Lorsque je m'éveillai, la nuit faisait de même. Je savais que j'avais rêvé, mais je ne me souvenais de presque rien. Je revoyais seulement un tapis de feuilles mortes, des oiseaux, un peu de bleu. Et je ressentis sur mes lèvres une sensation étrange, comme le contact délicat d'un être invisible, un souvenir humecté et charnel qui ne s'effaçait pas. Je me sentis frustré, car ce rêve-là était différent des autres. Je ne saurais expliquer pourquoi, mais un sentiment confus me le confirmait. Ce rêve était plus qu'un rêve, et je ne me le rappelais pas.
Je me levai et repris à nouveau ma route. Tout était si silencieux autour de moi que cela me fit presque peur.
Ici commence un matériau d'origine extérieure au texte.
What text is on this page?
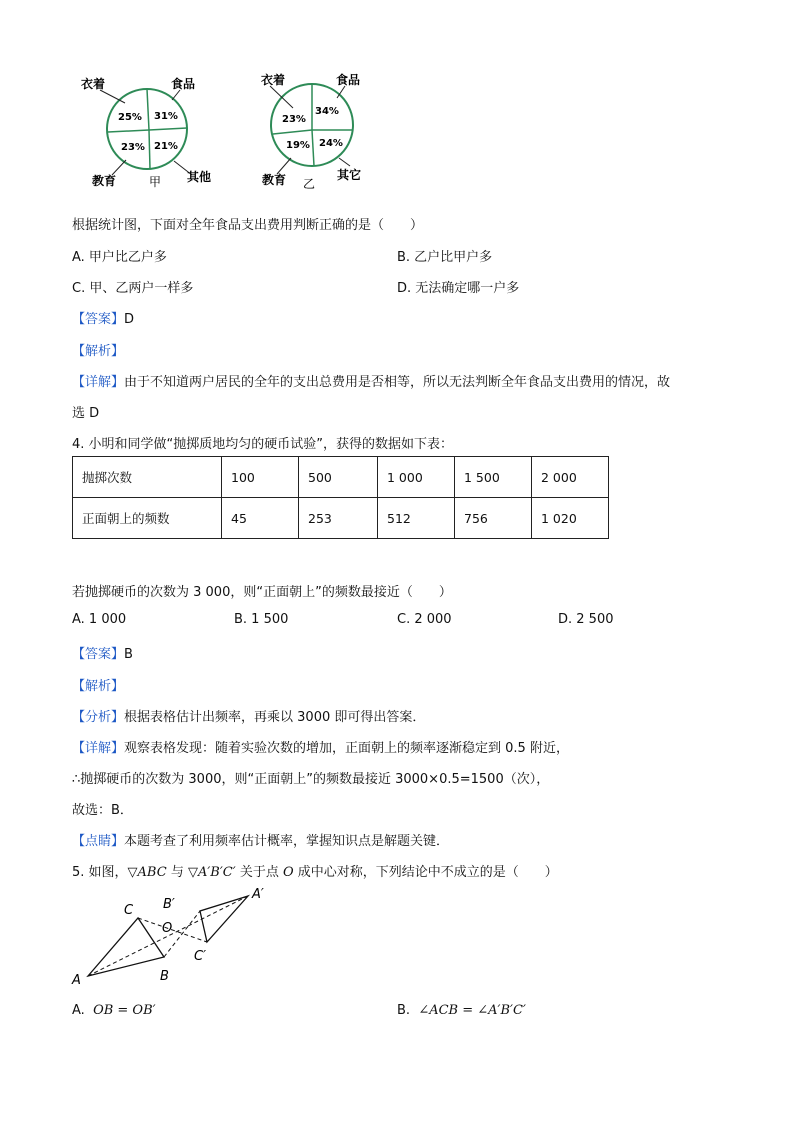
25% 31%
23% 21%
衣着	食品
教育	甲 其他
23%
34%
19% 24%
衣着	食品
教育 乙
其它
根据统计图，下面对全年食品支出费用判断正确的是（　　）
A. 甲户比乙户多	B. 乙户比甲户多
C. 甲、乙两户一样多	D. 无法确定哪一户多
【答案】D
【解析】
【详解】由于不知道两户居民的全年的支出总费用是否相等，所以无法判断全年食品支出费用的情况，故
选 D
4. 小明和同学做“抛掷质地均匀的硬币试验”，获得的数据如下表：
抛掷次数	100	500	1 000	1 500	2 000
正面朝上的频数	45	253	512	756	1 020
若抛掷硬币的次数为 3 000，则“正面朝上”的频数最接近（　　）
A. 1 000	B. 1 500	C. 2 000	D. 2 500
【答案】B
【解析】
【分析】根据表格估计出频率，再乘以 3000 即可得出答案．
【详解】观察表格发现：随着实验次数的增加，正面朝上的频率逐渐稳定到 0.5 附近，
∴抛掷硬币的次数为 3000，则“正面朝上”的频数最接近 3000×0.5=1500（次），
故选：B．
【点睛】本题考查了利用频率估计概率，掌握知识点是解题关键．
5. 如图，▽ABC 与 ▽A′B′C′ 关于点 O 成中心对称，下列结论中不成立的是（　　）
A
C
B
O
B′
A′
C′
A. OB = OB′	B. ∠ACB = ∠A′B′C′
Pourtant, derrière moi, l'Usine grondait, soufflait, crachait ses flammes et vomissait l'acier en fusion, comme à son habitude, mais je ne voulais plus entendre tous ces bruits, ce vacarme horrible qui ranimait en moi trop de sales souvenirs.
Des péniches quittaient l'Usine, indolentes, vers cette mystérieuse destination que je devais maintenant découvrir. Elles étaient faiblement éclairées par de petits feux de signalisation à leur proue et à leur poupe. Je fus surpris de cette aubaine, car elle me permettait de suivre le fleuve plus facilement que je l'aurais cru.